Lisa Vanderpump is by far the wealthiest housewife but this woman actually works and works hard.  Of course having the fanciest restaurants in LA doesn’t hurt and have you noticed they are always featured in other Bravo TV shows? Every Bravo reality star has dined at Sur, Villa Blanca, or Pump.  Lisa has a magnificent house complete with swans, a closet the size of Home Depot, stylists on demand, and an army of servants to attend to her every whim and constant cups of tea.  She is always starting new ventures and I don’t know how she finds the time or why she has the inclination to hang out with the likes of Kim, Kyle, or Brandi.  There are rumors she’s fed up and not going to return next season even though Bravo is bending over backwards to try to get her.

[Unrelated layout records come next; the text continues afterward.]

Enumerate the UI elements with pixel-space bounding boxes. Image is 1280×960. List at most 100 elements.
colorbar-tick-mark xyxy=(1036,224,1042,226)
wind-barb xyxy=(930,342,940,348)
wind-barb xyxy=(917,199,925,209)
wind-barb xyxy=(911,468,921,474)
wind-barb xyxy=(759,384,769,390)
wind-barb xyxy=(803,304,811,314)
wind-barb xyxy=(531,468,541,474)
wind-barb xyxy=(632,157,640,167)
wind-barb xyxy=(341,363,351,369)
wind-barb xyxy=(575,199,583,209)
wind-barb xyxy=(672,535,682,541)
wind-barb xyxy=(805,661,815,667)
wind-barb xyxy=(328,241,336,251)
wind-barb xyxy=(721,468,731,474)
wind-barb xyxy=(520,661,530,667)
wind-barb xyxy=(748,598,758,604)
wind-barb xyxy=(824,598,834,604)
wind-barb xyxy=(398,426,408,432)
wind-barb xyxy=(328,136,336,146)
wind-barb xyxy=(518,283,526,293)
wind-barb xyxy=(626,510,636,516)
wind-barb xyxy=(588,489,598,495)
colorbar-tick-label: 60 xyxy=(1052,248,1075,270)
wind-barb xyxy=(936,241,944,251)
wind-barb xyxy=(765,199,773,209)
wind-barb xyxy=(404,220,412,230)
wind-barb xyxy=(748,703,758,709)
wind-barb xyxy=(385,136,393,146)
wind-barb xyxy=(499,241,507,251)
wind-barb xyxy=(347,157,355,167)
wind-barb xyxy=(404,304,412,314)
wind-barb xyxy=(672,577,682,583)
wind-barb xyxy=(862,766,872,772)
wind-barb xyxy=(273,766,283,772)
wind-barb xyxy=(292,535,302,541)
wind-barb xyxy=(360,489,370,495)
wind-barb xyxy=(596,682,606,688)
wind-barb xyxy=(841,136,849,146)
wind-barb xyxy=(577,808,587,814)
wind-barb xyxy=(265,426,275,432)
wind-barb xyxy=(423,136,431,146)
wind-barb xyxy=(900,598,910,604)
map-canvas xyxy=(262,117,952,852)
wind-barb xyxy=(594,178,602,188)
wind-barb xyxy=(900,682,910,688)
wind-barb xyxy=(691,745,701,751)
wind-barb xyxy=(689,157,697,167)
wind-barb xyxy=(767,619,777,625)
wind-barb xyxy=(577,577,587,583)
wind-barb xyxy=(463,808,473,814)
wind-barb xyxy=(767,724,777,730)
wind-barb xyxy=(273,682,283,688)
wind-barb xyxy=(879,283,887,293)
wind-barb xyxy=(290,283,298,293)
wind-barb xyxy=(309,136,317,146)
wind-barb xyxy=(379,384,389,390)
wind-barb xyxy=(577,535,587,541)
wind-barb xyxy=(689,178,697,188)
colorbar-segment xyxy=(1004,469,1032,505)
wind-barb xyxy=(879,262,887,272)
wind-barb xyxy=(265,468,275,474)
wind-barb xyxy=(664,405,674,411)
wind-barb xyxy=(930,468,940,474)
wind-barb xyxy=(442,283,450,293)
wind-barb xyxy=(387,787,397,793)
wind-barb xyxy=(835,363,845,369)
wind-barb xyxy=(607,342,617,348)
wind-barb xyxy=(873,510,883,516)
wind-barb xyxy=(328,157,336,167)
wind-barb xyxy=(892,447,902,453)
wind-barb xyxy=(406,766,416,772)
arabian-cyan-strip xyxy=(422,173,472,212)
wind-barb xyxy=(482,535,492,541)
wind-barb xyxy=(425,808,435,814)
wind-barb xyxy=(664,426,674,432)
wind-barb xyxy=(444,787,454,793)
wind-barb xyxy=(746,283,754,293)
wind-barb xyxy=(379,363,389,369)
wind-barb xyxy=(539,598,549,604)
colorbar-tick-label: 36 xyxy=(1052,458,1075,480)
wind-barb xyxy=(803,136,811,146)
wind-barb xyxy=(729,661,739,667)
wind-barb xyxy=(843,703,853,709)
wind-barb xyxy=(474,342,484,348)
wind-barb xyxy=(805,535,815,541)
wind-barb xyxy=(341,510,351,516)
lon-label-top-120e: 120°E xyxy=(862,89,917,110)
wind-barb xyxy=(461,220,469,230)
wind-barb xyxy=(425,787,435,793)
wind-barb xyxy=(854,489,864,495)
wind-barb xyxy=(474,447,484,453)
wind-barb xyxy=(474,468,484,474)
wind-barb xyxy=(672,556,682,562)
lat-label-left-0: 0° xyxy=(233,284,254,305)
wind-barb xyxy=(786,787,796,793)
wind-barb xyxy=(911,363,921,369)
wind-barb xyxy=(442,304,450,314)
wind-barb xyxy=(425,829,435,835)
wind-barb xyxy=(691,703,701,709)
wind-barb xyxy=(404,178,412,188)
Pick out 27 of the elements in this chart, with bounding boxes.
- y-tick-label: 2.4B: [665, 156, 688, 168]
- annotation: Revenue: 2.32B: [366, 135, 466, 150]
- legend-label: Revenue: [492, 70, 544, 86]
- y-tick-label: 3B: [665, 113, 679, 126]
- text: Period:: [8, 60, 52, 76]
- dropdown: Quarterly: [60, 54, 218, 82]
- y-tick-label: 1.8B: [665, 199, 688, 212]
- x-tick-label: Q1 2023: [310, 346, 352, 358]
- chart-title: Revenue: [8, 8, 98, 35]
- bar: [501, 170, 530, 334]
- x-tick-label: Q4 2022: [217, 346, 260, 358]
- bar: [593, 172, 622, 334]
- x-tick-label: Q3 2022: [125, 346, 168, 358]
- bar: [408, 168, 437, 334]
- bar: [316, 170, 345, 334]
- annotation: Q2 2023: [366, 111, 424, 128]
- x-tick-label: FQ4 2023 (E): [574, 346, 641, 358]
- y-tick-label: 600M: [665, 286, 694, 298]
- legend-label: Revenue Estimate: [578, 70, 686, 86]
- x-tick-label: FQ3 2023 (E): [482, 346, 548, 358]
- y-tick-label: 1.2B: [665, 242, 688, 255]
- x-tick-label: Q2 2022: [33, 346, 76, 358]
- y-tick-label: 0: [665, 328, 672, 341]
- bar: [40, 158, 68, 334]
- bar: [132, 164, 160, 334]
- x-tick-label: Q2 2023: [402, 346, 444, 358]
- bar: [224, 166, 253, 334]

Then there’s my favorite housewife, Yolanda Foster.  This woman is the Dutch mother Theresa.  She always tries to see the good in everyone and make peace among the bickering brood.  Yolanda even put in the time and effort to try to turn Brandi into a respectable human being.  She and her husband raise millions of dollars for charity and while their home is enormous and her closet looks like Neiman Marcus, she seems grounded, centered, and surprisingly normal for someone with that kind of money.  Yolanda grew up poor on a farm in Holland and despite her wealth it’s obvious she’s never forgotten from where she came.  She grows her own vegetables and cooks dinner for her husband when I’m sure she has “people” that could do it for her.  I have the utmost respect and admiration for her.  There’s absolutely nothing anyone could possibly say about Yolanda that would be bad.  A successful model, both her daughters are having their own thriving modeling careers.

I’ve always thought living in Beverly Hills would be so fabulous but if this is a cross section of the population, I’ll pick another zip code.